Common Author Level Metrics

Common author level metrics that can be retrieved with an author search in Google Scholar or Scopus include:

  • number of publications
  • aggregate citation count for the author's collective publications (called "documents" in Scopus)
    • number of times cited overall
    • number of citing documents (one document might cite the author multiple times)
  • countries of the citers (Scopus Author Evaluator link on author detail page)
  • graphs of the date range of citations
  • author's h-index

Scopus Author Search

In Scopus, group name variants belonging to one author. If an author search returns multiple name variants (e.g., Mary Ann Williams, M. Williams, M. A. Williams), on the author detail page,

  • Click "View potential author matches."
  • Select all name variants for the same researcher.
  • Click "View grouped with author."

Otherwise, bibliometric calculations and graphs will split one author's data among different name variants instead of a unified (grouped) profile.

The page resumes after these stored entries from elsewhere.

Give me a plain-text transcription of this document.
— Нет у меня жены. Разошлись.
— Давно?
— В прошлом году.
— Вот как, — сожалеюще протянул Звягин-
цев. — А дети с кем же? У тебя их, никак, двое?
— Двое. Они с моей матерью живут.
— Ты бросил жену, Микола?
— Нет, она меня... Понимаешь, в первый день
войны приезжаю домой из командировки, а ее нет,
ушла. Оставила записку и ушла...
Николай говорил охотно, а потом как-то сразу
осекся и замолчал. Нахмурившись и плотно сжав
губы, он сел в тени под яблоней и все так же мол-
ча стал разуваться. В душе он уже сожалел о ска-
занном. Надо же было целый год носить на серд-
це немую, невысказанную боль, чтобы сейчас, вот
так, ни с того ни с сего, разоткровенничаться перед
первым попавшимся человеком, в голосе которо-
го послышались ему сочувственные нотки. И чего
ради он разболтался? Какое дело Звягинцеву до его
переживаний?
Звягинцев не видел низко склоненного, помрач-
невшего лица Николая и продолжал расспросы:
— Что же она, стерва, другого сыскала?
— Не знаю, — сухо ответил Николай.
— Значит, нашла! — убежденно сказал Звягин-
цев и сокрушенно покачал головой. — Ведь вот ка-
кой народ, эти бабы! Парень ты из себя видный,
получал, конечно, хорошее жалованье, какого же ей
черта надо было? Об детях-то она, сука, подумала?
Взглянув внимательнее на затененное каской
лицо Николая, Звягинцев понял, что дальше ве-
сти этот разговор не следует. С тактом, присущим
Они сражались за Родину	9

Fixing errors in Scopus author profiles

You may find that your information is not accurate in your Scopus profile- maybe the institution is incorrect, or a paper is missing. You can request changes to your profile by going to your Scopus profile homepage, and selecting "request author detail corrections". Updates are usually made quickly, and it's a good idea to check over your information to make sure it's complete and accurate.

 

h-index

Summarily, the h-index quantifies a researcher's output as:

h publications, each having at least h citations

Although both Google Scholar and Scopus can calculate a researcher's h-index, they might arrive at different numbers. Because the scope of their collections are different, an author's publication count and citation count might differ between Scopus and Google Scholar. Consequently, the calculated h-index might differ.

The h-index and traditional bibliometric measures have been criticized for not adequately capturing the impact of social scientists or early career researchers.

Google Scholar Author Search

From Google Scholar, select the Advanced Search option. Under "return articles authored by", type the first and last name of the author you are looking for.

If that author already has a Google Scholar profile, a link directly to that profile will appear at the top of the results page.  If not, you can still get that information by clicking the hyperlinked name of the author you are interested in from one of the results. The difference is that author who have created profiles verify that they are in fact the correct authors for particular papers, whereas authors without a profile are letting Google algorithms do that work. 

 

Once you have found an author's profile, you can see citation metrics for that author as well as individual papers Google Scholar attributes to them. Each paper will also have it's own citation metrics. 

You may notice a discrepancy between Google Scholar's citation numbers and Scopus'. Google Scholar has more material than Scopus does, but it is also possible that there are duplicate citations, incorrect citations, or citations from predatory journals in Google Scholar. Scopus vets the journals they include in their database, so while the numbers are lower they are all verified.